Консервативное лечение ДТЗ проводится в течение 12–18 месяцев. Основное условие – восстановление эутиреоидного состояния и нормализация уровня СТ3, СТ4 и ТТГ. Пациенту показано исследование СТ3 и СТ4 в первые 2-3 месяца. Затем определяют уровень ТТГ. После нормализации ТТГ достаточно исследовать только его уровень. Перед отменой консервативного лечения определяют уровень антител к рецептору тиреотропного гормона (ТТГ) в крови. В случае рецидива тиреотоксикоза решают вопрос о радикальном лечении. Пациенты с функциональной автономией (токсическими формами узлового зоба) после нормализации уровня СТ3 и СТ4 направляются на РЙТ или оперативное лечение.

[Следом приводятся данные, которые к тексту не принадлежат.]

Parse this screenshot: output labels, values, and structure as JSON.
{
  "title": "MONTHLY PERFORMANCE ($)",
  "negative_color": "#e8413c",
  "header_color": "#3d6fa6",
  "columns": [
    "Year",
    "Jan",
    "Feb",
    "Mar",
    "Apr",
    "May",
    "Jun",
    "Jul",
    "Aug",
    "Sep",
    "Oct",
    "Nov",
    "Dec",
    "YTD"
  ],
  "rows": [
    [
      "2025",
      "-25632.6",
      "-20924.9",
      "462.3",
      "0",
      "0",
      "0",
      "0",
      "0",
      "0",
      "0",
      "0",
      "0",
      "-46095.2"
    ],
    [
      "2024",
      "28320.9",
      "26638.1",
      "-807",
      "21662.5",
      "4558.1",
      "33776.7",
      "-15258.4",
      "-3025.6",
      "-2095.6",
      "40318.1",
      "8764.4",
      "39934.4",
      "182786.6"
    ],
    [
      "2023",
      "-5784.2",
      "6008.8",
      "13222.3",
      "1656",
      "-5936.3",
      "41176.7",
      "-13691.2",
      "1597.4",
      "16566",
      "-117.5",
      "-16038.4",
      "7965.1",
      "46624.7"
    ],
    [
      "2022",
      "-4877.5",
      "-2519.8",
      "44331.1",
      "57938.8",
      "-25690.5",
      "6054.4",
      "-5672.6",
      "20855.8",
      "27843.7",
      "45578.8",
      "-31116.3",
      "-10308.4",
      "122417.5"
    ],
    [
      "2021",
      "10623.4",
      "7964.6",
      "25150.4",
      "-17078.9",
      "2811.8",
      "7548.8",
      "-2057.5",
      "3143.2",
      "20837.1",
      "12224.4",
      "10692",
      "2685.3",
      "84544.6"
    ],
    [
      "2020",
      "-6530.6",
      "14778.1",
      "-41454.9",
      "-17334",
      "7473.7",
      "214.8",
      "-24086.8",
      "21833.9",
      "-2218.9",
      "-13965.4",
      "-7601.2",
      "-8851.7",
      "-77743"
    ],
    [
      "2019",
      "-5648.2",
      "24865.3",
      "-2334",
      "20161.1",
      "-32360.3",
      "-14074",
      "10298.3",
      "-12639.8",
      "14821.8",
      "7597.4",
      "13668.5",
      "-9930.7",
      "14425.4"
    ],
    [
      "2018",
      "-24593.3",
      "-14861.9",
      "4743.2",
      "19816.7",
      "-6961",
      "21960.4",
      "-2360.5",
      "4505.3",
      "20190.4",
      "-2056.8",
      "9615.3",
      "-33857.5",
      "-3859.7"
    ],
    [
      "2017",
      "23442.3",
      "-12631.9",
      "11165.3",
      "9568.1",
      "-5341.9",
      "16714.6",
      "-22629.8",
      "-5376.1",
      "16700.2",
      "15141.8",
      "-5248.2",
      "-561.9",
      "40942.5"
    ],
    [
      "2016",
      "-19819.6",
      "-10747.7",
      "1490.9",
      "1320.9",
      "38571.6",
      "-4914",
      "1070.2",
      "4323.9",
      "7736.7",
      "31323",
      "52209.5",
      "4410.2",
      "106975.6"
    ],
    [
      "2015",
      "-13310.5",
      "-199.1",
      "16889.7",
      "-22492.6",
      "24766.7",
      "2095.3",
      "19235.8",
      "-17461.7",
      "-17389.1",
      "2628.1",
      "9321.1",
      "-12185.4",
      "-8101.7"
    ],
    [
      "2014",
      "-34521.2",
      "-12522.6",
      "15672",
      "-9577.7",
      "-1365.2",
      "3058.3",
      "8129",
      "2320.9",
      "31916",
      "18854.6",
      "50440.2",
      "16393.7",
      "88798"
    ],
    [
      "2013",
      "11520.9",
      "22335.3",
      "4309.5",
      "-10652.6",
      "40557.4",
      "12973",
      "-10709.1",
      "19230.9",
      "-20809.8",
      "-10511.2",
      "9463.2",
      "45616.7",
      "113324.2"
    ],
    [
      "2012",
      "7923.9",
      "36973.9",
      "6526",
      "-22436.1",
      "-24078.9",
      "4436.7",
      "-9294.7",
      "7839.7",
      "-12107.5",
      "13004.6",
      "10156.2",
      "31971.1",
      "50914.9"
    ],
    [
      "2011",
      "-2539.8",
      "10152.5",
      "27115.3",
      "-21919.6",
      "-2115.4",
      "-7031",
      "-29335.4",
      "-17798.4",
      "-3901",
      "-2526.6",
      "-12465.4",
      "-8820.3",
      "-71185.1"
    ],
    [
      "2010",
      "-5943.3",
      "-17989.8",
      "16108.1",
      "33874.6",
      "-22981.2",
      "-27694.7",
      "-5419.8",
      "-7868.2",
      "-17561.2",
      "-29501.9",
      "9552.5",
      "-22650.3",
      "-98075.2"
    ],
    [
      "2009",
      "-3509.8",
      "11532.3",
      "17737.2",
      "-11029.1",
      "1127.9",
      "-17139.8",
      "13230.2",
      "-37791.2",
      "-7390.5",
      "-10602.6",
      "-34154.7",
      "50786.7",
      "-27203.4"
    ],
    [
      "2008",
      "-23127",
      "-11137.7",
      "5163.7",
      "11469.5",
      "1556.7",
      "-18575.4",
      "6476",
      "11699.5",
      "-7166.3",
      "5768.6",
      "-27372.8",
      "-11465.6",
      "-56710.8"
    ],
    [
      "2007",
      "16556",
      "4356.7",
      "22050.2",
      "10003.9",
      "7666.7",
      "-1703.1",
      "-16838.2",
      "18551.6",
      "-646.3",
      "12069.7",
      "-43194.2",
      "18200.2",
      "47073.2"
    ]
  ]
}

Показания для госпитализации в медицинскую организацию:
1) декомпенсация тиреотоксикоза (плановая госпитализация);
2) осложненные формы тиреотоксикоза: фибрилляция предсердий, сердечная недостаточность, тромбоэмболические осложнения, надпочечниковая недостаточность, токсический гепатит, дистрофические изменения паренхиматозных органов, психоз, кахексия и др. (экстренная госпитализация);
3) Тиреотоксический криз (экстренная госпитализация);
4) декомпенсация тиреотоксикоза, осложненного ЭОП (плановая, экстренная).
Показания к выписке пациента из медицинской организации.
Стойкое улучшение состояния пациента, отсутствие необходимости в дальнейшем его пребывании в стационаре.
При нелеченом тиреотоксикозе, отсутствии нормализации тиреоидных гормонов на фоне проводимого лечения, несоблюдении рекомендаций врача повышается риск развития аритмий, недостаточности кровообращения, тромбоэмболических осложнений.